И Лыков дал москвичу на прочтение анонимку, полученную губернатором. Она была написана тем же почерком, что и «признание» Панкратова. Почерк на «признании» был ловко подделан счетным чиновником полицейского управления Доброзраковым, мастером на такие штуки.

Саласкин дважды перечитал анонимку и ничего не понял.

– Ну и что? Я адвоката найму! Он вскроет на суде все ваши обманы!

– Дурак. До суда еще дожить надо.

Арестованный осекся и впервые посмотрел на сыщика внимательно.

– Ваше высокоблагородие, объясните, христа ради! Какой-то Панкратов, теперь вот Разъезжалов! А я тут при чем?

– Объясняю. Нам надо эту сволочь поймать. Ишь приехал в Нижний! На ярмарке с выставкой решил поживиться? Хрен ему!

– Ну и ловите. Я для чего занадобился?

– Ты нам скажешь, где его искать.

– Да не знаю я, где его искать! После суда не видал. Сам до смерти боюсь этого человека. Да он и не человек вовсе…

– Ты меня так и не понял, Саласкин. Вот письмо, которое получил губернатор. Там написано, что Разъезжалов с бандой приехали сюда. Рука сам видишь чья – Панкратова. А написал он это под твою диктовку.

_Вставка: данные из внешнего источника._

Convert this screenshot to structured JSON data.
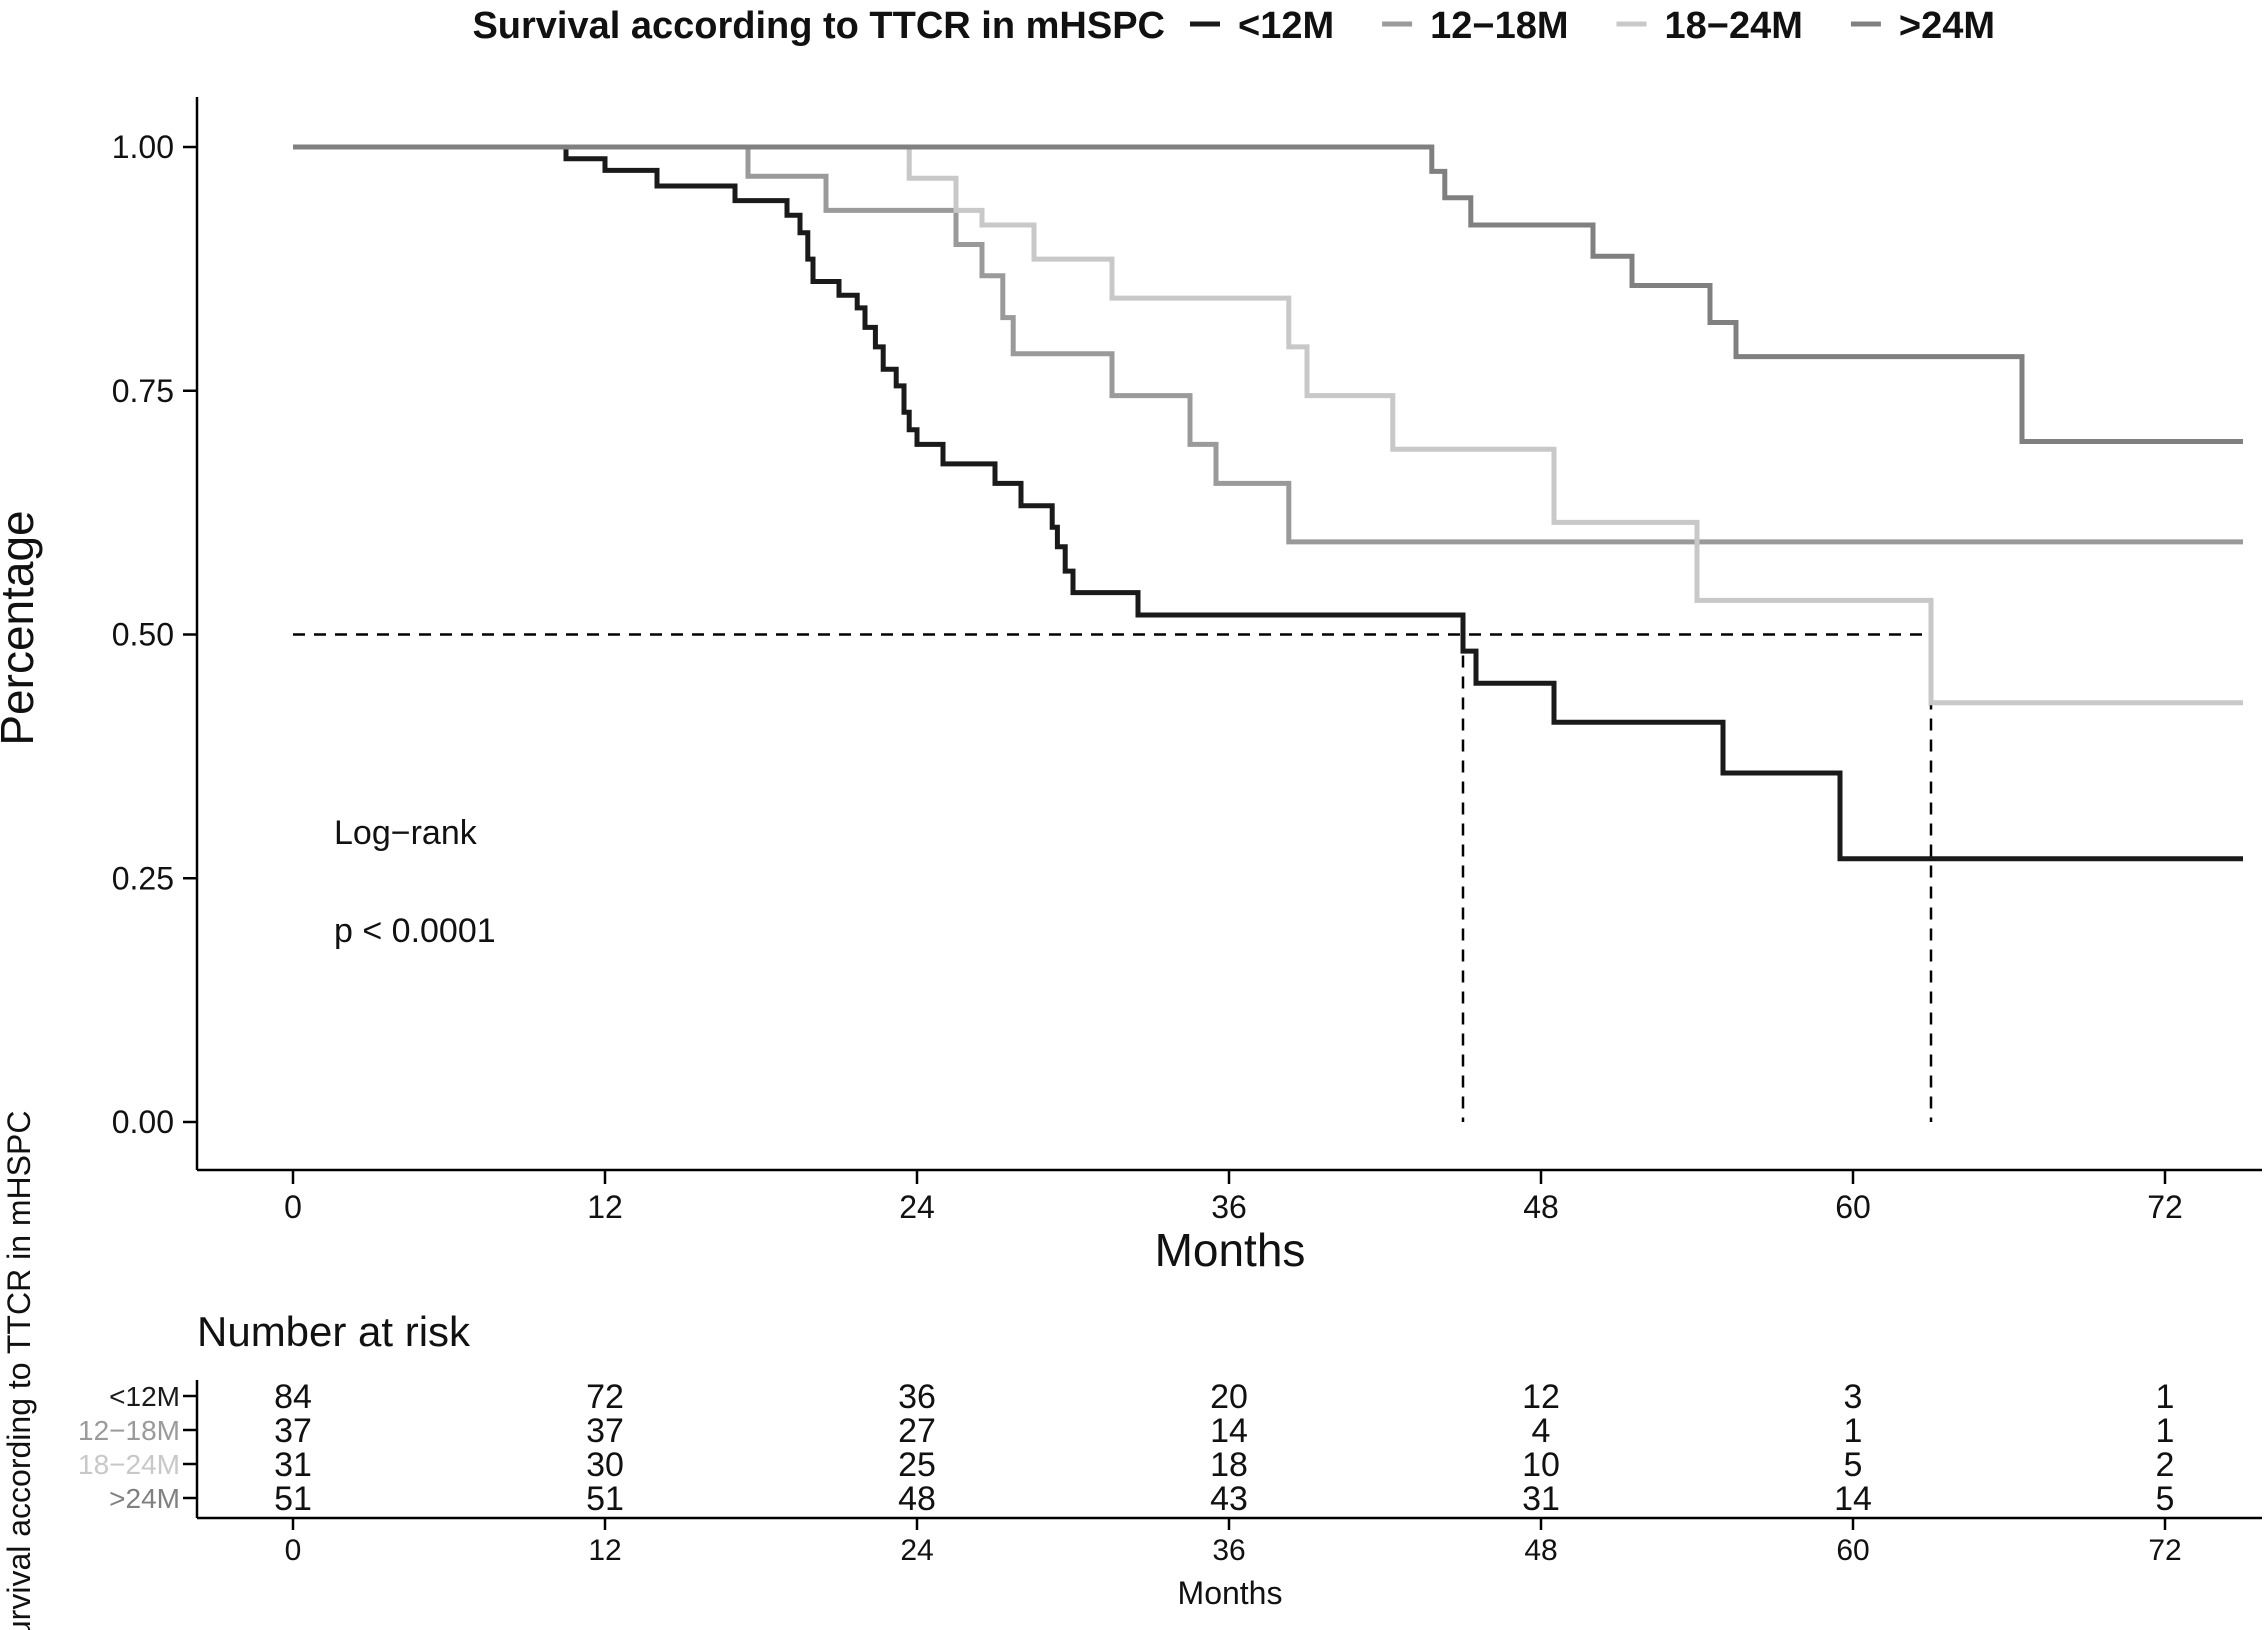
{
  "chart_data": {
    "type": "line",
    "title": "Survival according to TTCR in mHSPC",
    "xlabel": "Months",
    "ylabel": "Percentage",
    "xlim": [
      0,
      75
    ],
    "ylim": [
      0,
      1
    ],
    "x_ticks": [
      "0",
      "12",
      "24",
      "36",
      "48",
      "60",
      "72"
    ],
    "y_ticks": [
      "0.00",
      "0.25",
      "0.50",
      "0.75",
      "1.00"
    ],
    "annotations": [
      "Log−rank",
      "p < 0.0001"
    ],
    "median_reference": {
      "y": 0.5,
      "x_end": 63,
      "drops": [
        45,
        63
      ]
    },
    "series": [
      {
        "name": "<12M",
        "color": "#1a1a1a",
        "points": [
          [
            0,
            1
          ],
          [
            10.5,
            1
          ],
          [
            10.5,
            0.988
          ],
          [
            12,
            0.988
          ],
          [
            12,
            0.976
          ],
          [
            14,
            0.976
          ],
          [
            14,
            0.96
          ],
          [
            17,
            0.96
          ],
          [
            17,
            0.945
          ],
          [
            19,
            0.945
          ],
          [
            19,
            0.93
          ],
          [
            19.5,
            0.93
          ],
          [
            19.5,
            0.912
          ],
          [
            19.8,
            0.912
          ],
          [
            19.8,
            0.885
          ],
          [
            20,
            0.885
          ],
          [
            20,
            0.862
          ],
          [
            21,
            0.862
          ],
          [
            21,
            0.848
          ],
          [
            21.7,
            0.848
          ],
          [
            21.7,
            0.835
          ],
          [
            22,
            0.835
          ],
          [
            22,
            0.815
          ],
          [
            22.4,
            0.815
          ],
          [
            22.4,
            0.795
          ],
          [
            22.7,
            0.795
          ],
          [
            22.7,
            0.772
          ],
          [
            23.2,
            0.772
          ],
          [
            23.2,
            0.755
          ],
          [
            23.5,
            0.755
          ],
          [
            23.5,
            0.728
          ],
          [
            23.7,
            0.728
          ],
          [
            23.7,
            0.71
          ],
          [
            24,
            0.71
          ],
          [
            24,
            0.695
          ],
          [
            25,
            0.695
          ],
          [
            25,
            0.675
          ],
          [
            27,
            0.675
          ],
          [
            27,
            0.655
          ],
          [
            28,
            0.655
          ],
          [
            28,
            0.632
          ],
          [
            29.2,
            0.632
          ],
          [
            29.2,
            0.61
          ],
          [
            29.4,
            0.61
          ],
          [
            29.4,
            0.59
          ],
          [
            29.7,
            0.59
          ],
          [
            29.7,
            0.565
          ],
          [
            30,
            0.565
          ],
          [
            30,
            0.543
          ],
          [
            32.5,
            0.543
          ],
          [
            32.5,
            0.52
          ],
          [
            45,
            0.52
          ],
          [
            45,
            0.502
          ],
          [
            45,
            0.483
          ],
          [
            45.5,
            0.483
          ],
          [
            45.5,
            0.45
          ],
          [
            48.5,
            0.45
          ],
          [
            48.5,
            0.41
          ],
          [
            55,
            0.41
          ],
          [
            55,
            0.358
          ],
          [
            59.5,
            0.358
          ],
          [
            59.5,
            0.27
          ],
          [
            75,
            0.27
          ]
        ]
      },
      {
        "name": "12−18M",
        "color": "#9a9a9a",
        "points": [
          [
            0,
            1
          ],
          [
            17.5,
            1
          ],
          [
            17.5,
            0.97
          ],
          [
            20.5,
            0.97
          ],
          [
            20.5,
            0.935
          ],
          [
            25.5,
            0.935
          ],
          [
            25.5,
            0.9
          ],
          [
            26.5,
            0.9
          ],
          [
            26.5,
            0.868
          ],
          [
            27.3,
            0.868
          ],
          [
            27.3,
            0.825
          ],
          [
            27.7,
            0.825
          ],
          [
            27.7,
            0.788
          ],
          [
            31.5,
            0.788
          ],
          [
            31.5,
            0.745
          ],
          [
            34.5,
            0.745
          ],
          [
            34.5,
            0.695
          ],
          [
            35.5,
            0.695
          ],
          [
            35.5,
            0.655
          ],
          [
            38.3,
            0.655
          ],
          [
            38.3,
            0.595
          ],
          [
            75,
            0.595
          ]
        ]
      },
      {
        "name": "18−24M",
        "color": "#c8c8c8",
        "points": [
          [
            0,
            1
          ],
          [
            23.7,
            1
          ],
          [
            23.7,
            0.968
          ],
          [
            25.5,
            0.968
          ],
          [
            25.5,
            0.935
          ],
          [
            26.5,
            0.935
          ],
          [
            26.5,
            0.92
          ],
          [
            28.5,
            0.92
          ],
          [
            28.5,
            0.885
          ],
          [
            31.5,
            0.885
          ],
          [
            31.5,
            0.845
          ],
          [
            38.3,
            0.845
          ],
          [
            38.3,
            0.795
          ],
          [
            39,
            0.795
          ],
          [
            39,
            0.745
          ],
          [
            42.3,
            0.745
          ],
          [
            42.3,
            0.69
          ],
          [
            48.5,
            0.69
          ],
          [
            48.5,
            0.615
          ],
          [
            54,
            0.615
          ],
          [
            54,
            0.535
          ],
          [
            63,
            0.535
          ],
          [
            63,
            0.43
          ],
          [
            75,
            0.43
          ]
        ]
      },
      {
        "name": ">24M",
        "color": "#808080",
        "points": [
          [
            0,
            1
          ],
          [
            43.8,
            1
          ],
          [
            43.8,
            0.975
          ],
          [
            44.3,
            0.975
          ],
          [
            44.3,
            0.948
          ],
          [
            45.3,
            0.948
          ],
          [
            45.3,
            0.92
          ],
          [
            50,
            0.92
          ],
          [
            50,
            0.888
          ],
          [
            51.5,
            0.888
          ],
          [
            51.5,
            0.858
          ],
          [
            54.5,
            0.858
          ],
          [
            54.5,
            0.82
          ],
          [
            55.5,
            0.82
          ],
          [
            55.5,
            0.785
          ],
          [
            66.5,
            0.785
          ],
          [
            66.5,
            0.698
          ],
          [
            75,
            0.698
          ]
        ]
      }
    ],
    "risk_table": {
      "title": "Number at risk",
      "ylabel": "Survival according to TTCR in mHSPC",
      "xlabel": "Months",
      "times": [
        "0",
        "12",
        "24",
        "36",
        "48",
        "60",
        "72"
      ],
      "rows": [
        {
          "group": "<12M",
          "color": "#1a1a1a",
          "counts": [
            "84",
            "72",
            "36",
            "20",
            "12",
            "3",
            "1"
          ]
        },
        {
          "group": "12−18M",
          "color": "#9a9a9a",
          "counts": [
            "37",
            "37",
            "27",
            "14",
            "4",
            "1",
            "1"
          ]
        },
        {
          "group": "18−24M",
          "color": "#c8c8c8",
          "counts": [
            "31",
            "30",
            "25",
            "18",
            "10",
            "5",
            "2"
          ]
        },
        {
          "group": ">24M",
          "color": "#808080",
          "counts": [
            "51",
            "51",
            "48",
            "43",
            "31",
            "14",
            "5"
          ]
        }
      ]
    }
  }
}
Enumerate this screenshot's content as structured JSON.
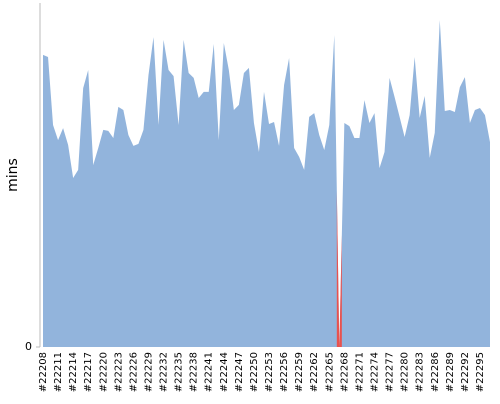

Маклак выпучил глаза и некоторое время сидел так. Потом спохватился:

– Что за чертовщина? Под мою диктовку? Зачем?

– Сам сказал, что боишься этого человека. Вот и решил сдать его полиции. А сообщить поручил сообщнику, вору Панкратову по кличке Рябой, чтобы твой почерк не узнали.

– Ва… ваше высокоблагородие! Ведь это же неправда!

– Как неправда? Вот у меня и признание Рябого имеется. Смотри. Очную ставку вам устроить?

Лыков вручил третью бумагу, написанную тем же корявым почерком. Никакого Панкратова-Рябого на самом деле не существовало, но сыщик играл ва-банк.

– Это подло, бесчестно!

– Что? И ты еще будешь меня чести учить, сволочь? Ты живешь краденым, торгуешь вещами, на которых кровь! Ну, чума, погоди. Разозлишь меня – сам будешь не рад!

– Ваше высокоблагородие, – жалобным голосом сказал Саласкин. – Зачем это? Для чего вы меня мучаете?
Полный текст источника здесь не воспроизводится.